During the chats, I got into discussions with two different people, both passionate educators as well, and I'm sure both very good at their job. Both conversations came back to two central themes.
First was the theme of competition in the classroom. I am a competitive person. I play team sports to this day. I was in little league way before the whole 'everyone gets a trophy' mantra. I have run track, played hockey, coached and played soccer, and even was on the high school bowling team. I find value in competition both in building character as well as a tool for building relationships. There is definitely places for competition in schools - I just don't believe learning is one of those places.

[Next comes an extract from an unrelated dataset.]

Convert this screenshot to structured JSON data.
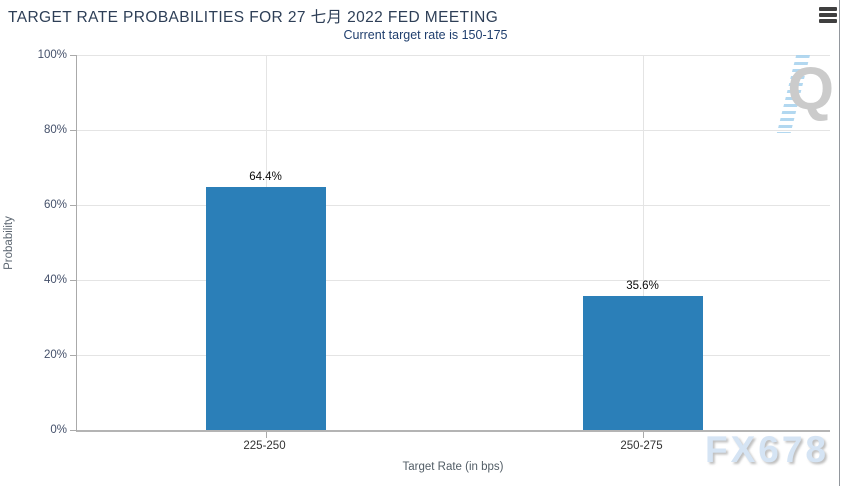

This is not a philosophy for a classroom setting
Those that know me know that I am not a fluffy, cuddly teacher. I don't give out candy for right answers. I have a high level of expectations and demand students reach them. However, I do it with a blanket of emotional safety. They quickly learn that saying a wrong answer in class will never cause a problem, but laughing at someone for saying a wrong answer will. We play games in our room, often competitive ones, but the end game is not to find out 'who is the smartest.' It is to find out 'what do you know?'
My philosophy doesn't revolve around the belief that all students can learn - I have the expectation that all students will learn - and it is my job to make sure it happens.
And there lies the antithesis of the zero-sum philosophy. Everyone can get an A. If you don't do an assignment correctly the first time, you have to reflect on what went wrong, re-learn the material, and have another go at it. Assignments are not one-and-done. This is how I get them ready for life.
This leads to the other major theme: getting students ready 'for the real world.' There is competition in real life. However, in nearly any real life situation the competitor chooses to compete. Athletes choose to be on a team, employees choose to compete for a higher position. Students have no choice to compete in the classroom if that is the culture the teacher creates.
True, not all competitors have a choice.
Are any of these 'real world' skills? Do you want your employee to possess any of them?
Also , we can't hide behind 'school gets children ready for the real world' and then excuse ourselves out of it when it suits us; never in the "real world" have I ever
- gotten a detention for chewing gum
- had to raise my hand to go to the bathroom
- gotten in trouble for doodling during a meeting
Maybe I'm just not in the real world yet.
Those are my thoughts - slightly more rant style than I usually blog, but there it is none the less. I'm hoping to hear from others - with any view points. I truly value hearing all the arguments. No two schools or classrooms are the same - it takes all types of teachers - and I'm glad there are a diverse pool out there!